The position also involves managing a centralized API for all environments and optimizing resource utilization across node groups.
Requirements:
The candidate must have 5+ years of experience in DevOps, SRE, or infrastructure engineering.
Expert-level Kubernetes experience with EKS and multi-cluster management is required.
Strong Python programming skills for infrastructure automation and API development are essential.
Expertise in Infrastructure as Code with Pulumi, Terraform, or similar tools is necessary.
Deep knowledge of AWS services including VPC, EKS, ECR, S3, CloudWatch, IAM, and networking is required.
Experience in Linux system administration and containerization with Docker is needed.
Hands-on experience with Prometheus, Grafana, and centralized logging systems is a must.
The candidate should have network security experience, including VPN, firewalls, and certificate management, along with an understanding of zero-trust architecture principles.

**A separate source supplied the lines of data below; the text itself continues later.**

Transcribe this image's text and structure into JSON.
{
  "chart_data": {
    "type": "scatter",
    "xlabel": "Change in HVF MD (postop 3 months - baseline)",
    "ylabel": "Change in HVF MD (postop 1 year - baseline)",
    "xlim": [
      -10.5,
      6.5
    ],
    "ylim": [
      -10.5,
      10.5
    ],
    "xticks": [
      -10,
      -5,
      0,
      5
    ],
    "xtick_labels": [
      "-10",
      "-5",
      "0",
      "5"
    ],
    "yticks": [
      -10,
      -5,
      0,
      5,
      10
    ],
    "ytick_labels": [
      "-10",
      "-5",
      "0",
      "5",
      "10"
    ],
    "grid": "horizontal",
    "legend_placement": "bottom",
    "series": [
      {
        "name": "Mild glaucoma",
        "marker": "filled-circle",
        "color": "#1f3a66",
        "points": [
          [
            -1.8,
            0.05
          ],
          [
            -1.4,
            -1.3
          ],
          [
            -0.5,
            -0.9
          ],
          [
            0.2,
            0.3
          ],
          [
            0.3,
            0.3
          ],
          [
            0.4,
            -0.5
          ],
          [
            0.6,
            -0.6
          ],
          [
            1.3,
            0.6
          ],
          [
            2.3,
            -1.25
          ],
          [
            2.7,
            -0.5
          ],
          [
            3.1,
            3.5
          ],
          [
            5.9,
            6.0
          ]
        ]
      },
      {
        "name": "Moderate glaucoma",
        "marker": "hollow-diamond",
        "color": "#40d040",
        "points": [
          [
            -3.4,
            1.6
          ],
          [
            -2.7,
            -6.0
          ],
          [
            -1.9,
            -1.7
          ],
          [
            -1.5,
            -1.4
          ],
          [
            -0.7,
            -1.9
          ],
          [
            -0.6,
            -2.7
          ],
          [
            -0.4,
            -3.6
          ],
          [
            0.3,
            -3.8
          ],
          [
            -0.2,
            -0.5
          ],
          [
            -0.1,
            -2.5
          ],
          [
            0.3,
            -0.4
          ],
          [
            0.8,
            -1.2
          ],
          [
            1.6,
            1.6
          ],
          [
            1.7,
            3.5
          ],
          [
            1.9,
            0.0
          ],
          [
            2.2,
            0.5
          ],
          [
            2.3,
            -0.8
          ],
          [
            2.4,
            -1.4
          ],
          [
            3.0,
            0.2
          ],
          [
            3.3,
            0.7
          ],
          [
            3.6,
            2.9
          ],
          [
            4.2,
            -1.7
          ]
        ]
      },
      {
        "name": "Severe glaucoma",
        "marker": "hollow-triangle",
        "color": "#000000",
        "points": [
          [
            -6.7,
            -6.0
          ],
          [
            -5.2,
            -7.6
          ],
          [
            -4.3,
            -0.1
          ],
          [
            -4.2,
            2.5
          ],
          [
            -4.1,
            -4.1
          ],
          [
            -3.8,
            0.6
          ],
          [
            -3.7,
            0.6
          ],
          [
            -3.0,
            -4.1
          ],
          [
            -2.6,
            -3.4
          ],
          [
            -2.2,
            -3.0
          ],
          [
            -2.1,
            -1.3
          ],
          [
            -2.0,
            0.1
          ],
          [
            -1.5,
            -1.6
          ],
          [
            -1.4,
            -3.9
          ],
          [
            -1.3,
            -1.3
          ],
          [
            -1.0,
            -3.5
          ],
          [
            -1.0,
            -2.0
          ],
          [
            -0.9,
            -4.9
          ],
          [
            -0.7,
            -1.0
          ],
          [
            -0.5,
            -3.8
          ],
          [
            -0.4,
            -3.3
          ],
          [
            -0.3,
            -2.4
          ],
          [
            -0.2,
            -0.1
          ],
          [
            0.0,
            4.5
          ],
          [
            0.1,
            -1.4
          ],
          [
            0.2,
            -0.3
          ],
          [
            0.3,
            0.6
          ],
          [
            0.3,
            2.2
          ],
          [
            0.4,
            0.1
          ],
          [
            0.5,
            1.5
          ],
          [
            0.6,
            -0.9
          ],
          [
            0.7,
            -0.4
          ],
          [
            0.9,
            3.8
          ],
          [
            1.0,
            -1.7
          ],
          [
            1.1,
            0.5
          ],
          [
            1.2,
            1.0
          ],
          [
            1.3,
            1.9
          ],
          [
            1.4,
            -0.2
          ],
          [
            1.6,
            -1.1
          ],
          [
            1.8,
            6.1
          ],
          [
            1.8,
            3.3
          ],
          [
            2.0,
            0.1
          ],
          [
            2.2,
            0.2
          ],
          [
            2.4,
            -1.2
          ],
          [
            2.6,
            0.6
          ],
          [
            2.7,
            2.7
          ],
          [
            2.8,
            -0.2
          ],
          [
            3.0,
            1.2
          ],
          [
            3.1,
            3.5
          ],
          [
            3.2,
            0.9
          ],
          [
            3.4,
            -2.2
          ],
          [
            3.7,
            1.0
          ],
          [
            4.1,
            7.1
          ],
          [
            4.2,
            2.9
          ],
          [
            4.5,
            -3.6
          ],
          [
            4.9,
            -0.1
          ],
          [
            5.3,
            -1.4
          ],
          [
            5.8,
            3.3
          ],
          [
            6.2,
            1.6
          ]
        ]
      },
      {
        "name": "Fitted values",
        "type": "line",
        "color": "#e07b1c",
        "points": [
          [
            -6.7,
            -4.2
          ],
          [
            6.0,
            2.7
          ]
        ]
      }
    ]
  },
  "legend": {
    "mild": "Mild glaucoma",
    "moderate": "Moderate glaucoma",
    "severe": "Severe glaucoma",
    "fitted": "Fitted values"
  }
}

Nice-to-have qualifications include experience with machine learning infrastructure, HashiCorp Vault administration, GitOps, service mesh technologies, database administration, and CI/CD pipeline design.
Benefits:
The position offers a competitive base salary and a performance-based bonus based on achieving goals.
Equity participation is included as part of the compensation package.
Comprehensive benefits are provided, including health, dental, vision, and paid time off.
A flexible work environment is available, with options for hybrid work or remote work considered.
There is an option to start on a contract basis with the potential for full-time hire.